The traveling circus of the professional tennis tours rarely stop in a place like Mason, Ohio. From the incongruous sight of seeing European multimillionaire athletes waiting for tables at Applebee’s to the once-a-match contests to award chili to a row of spectators, there are a lot of things about Mason that distinguish it from the more jet-set tournaments in Paris, Monte Carlo and Shanghai. Federer himself noted that Mason felt like Switzerland to him and thought that might explain his success there. While I’m pretty the Swiss countryside isn’t dotted with Waffle Houses and drive-thru RöstiShacks, Federer has a point. Mason is a place where breakfast spots on Saturday mornings are filled with kids’ soccer teams and cheerleading squads, where the bar at Applebee’s is a place to catch up with friends, and the local stores all stock team wear for the two rival high schools. Even if your childhood isn’t rooted in American suburbia, that feeling of community and family pervades the town and the tennis tournament it hosts – where the stands are filled with long-time tennis fans from the area rather than Anna Wintour and Michael Jordan.
By being rooted in a community itself, the Western & Southern Open throws into relief the community that envelops the tennis tours. While in Mason, it’s easy to see that the tennis bubble – the players, their families and teams, the tournament organizers, and the journalists and sponsors who follow the circus around all form their own ecosystem.
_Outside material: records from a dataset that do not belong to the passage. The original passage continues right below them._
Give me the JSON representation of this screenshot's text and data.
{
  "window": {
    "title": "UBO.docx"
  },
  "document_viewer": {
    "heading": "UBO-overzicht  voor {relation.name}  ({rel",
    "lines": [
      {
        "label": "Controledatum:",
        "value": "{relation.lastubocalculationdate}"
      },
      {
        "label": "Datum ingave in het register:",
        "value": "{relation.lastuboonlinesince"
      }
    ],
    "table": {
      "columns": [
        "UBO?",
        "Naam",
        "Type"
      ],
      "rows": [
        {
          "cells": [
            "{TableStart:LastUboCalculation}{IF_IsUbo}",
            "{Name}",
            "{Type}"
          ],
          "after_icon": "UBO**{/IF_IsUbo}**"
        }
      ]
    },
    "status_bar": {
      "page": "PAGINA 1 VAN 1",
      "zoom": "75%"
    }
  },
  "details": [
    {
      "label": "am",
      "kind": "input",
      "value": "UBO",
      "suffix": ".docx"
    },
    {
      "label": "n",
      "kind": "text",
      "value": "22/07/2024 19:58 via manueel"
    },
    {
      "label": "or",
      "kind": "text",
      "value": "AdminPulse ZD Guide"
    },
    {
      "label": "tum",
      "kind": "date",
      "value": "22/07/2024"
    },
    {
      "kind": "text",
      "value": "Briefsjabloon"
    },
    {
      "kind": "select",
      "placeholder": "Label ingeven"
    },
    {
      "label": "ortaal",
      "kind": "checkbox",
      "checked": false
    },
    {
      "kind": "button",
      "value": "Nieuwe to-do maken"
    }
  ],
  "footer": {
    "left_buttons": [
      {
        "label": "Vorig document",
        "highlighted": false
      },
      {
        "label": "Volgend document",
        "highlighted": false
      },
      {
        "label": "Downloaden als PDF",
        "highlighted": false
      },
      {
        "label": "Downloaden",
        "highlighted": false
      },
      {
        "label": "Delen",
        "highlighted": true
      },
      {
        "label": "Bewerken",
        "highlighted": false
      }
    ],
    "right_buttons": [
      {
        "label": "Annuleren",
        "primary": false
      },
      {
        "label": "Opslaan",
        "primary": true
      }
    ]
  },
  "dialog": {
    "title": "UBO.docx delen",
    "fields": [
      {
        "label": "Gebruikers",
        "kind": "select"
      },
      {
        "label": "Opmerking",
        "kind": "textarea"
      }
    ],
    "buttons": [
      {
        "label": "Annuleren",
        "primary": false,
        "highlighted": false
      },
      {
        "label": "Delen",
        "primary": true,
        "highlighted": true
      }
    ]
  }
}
While the players may have come from places like Mason, they are no longer of those places. Years on the road, traveling through big cities, competing against and practicing with each other, and running all of the machinery that makes professional tennis possible have turned the tours into their own unique microcosms.
For the spectator, this makes the Western & Southern Open perhaps the best place to watch the tennis ant farm up close. While the stakes are bigger at the majors, the huge venues, and layers of sponsors and VIP guests make it hard for an ordinary fan to get close to the action. Even other Masters events, like Indian Wells and Miami, are harder to crack, because Los Angeles and Miami exert the same gravitational pull as Melbourne, Paris, London and New York. But, in Mason, even the most crowded day will still yield plenty of space to watch the practices of top players, and the friendliness of the volunteers and the low key atmosphere helps everyone let down their guard. It’s a place where a passion for tennis is what motivates the crowds to pile in, year after year.
At the end of the week, the tennis road show piles into New York, ready for high profile promotional events, and VIP meet and greets. The next few weeks of the tennis calendar will be filled with celebrities, hyped matches, and the highest stakes in the sport. But, for many of us in the stands, a week in Mason might be as good as it gets.